The Saudis see Turkish president Recep Tayyip Erdogan as a rival. His ruling AK Party is modelled on the brotherhood and he aspires to become a regional and Muslim leader, reviving the influence of the Ottoman empire in spite of Arab rejection.

By including radicals in the triangle, the Saudis seek to escape responsibility for the rise of extremism among Muslims. Finally, the prince said Qatar would continue to be ostracised by Saudi Arabia and its Gulf allies, dividing the Gulf Co-operation Council as well as the region.

Kingdom’s crackdown

Prince Mohammed's visit to London took place despite opposition from those in Britain angered by the kingdom's crackdown on domestic critics and devastating and deadly war in Yemen. More than 10,000 civilians have been killed in the war which has impoverished 75 per cent of the population.

While a public relations firm lauding his visit was unable to drown out critical voices, he lunched with Queen Elizabeth II, dined with princes Charles and William, and held talks with prime minister Theresa May with the aim of promoting £65 billion in trade and investment in coming years.

Although only 6 per cent of Britons favour arms sales to Saudi Arabia, since the prince launched his war on Yemen three years ago Britain has concluded weapons deals of £4.6 billion (€5.2 billion), an increase of 500 per cent over previous years.

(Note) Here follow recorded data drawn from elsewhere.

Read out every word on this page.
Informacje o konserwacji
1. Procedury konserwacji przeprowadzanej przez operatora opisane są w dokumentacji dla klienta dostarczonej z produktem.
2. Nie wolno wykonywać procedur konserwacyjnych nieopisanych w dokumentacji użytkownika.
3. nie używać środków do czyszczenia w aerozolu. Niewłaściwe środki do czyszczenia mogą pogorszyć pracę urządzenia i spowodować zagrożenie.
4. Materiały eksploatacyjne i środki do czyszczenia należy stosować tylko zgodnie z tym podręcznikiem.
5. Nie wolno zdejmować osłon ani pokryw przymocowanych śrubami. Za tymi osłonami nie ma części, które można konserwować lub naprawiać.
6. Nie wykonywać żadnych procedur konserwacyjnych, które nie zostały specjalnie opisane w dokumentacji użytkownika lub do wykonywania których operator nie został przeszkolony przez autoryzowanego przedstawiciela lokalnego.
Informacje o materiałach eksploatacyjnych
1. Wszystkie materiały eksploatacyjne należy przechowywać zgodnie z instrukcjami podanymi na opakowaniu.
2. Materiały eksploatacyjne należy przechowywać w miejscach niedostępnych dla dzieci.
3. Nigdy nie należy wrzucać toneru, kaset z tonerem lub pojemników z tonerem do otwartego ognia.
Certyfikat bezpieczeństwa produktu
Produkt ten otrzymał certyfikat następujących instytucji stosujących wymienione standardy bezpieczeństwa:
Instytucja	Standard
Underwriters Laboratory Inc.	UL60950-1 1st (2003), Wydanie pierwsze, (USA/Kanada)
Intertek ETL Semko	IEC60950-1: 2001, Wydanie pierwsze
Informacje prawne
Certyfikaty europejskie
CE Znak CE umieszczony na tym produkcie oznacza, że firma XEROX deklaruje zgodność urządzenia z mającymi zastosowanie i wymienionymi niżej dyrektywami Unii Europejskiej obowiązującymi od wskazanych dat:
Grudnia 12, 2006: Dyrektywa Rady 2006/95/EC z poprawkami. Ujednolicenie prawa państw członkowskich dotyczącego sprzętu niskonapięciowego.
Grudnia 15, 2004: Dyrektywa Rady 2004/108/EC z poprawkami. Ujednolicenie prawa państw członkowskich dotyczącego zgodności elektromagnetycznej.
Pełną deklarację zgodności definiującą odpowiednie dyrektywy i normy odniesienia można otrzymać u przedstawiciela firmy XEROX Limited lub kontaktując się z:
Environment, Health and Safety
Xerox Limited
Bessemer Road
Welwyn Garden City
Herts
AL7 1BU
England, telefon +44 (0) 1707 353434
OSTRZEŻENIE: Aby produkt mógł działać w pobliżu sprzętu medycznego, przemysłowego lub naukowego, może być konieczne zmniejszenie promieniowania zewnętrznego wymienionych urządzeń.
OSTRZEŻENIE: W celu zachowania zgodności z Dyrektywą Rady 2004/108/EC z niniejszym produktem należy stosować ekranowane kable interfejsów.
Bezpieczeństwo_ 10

The crown prince’s reforms are hailed as progressive in the ultra-conservative kingdom. But changes he has made have been largely cosmetic: allowing women to drive and attend sports matches, opening cinemas and permitting concerts.

Women are still required to wear concealing clothing while male “guardians” dictate whether they can travel, marry or divorce, receive medical treatment and education, and open bank accounts. Regime opponents are jailed, billions of dollars extracted from leading figures accused of corruption, and criminals convicted of capital offences are decapitated in public on Fridays after communal prayers.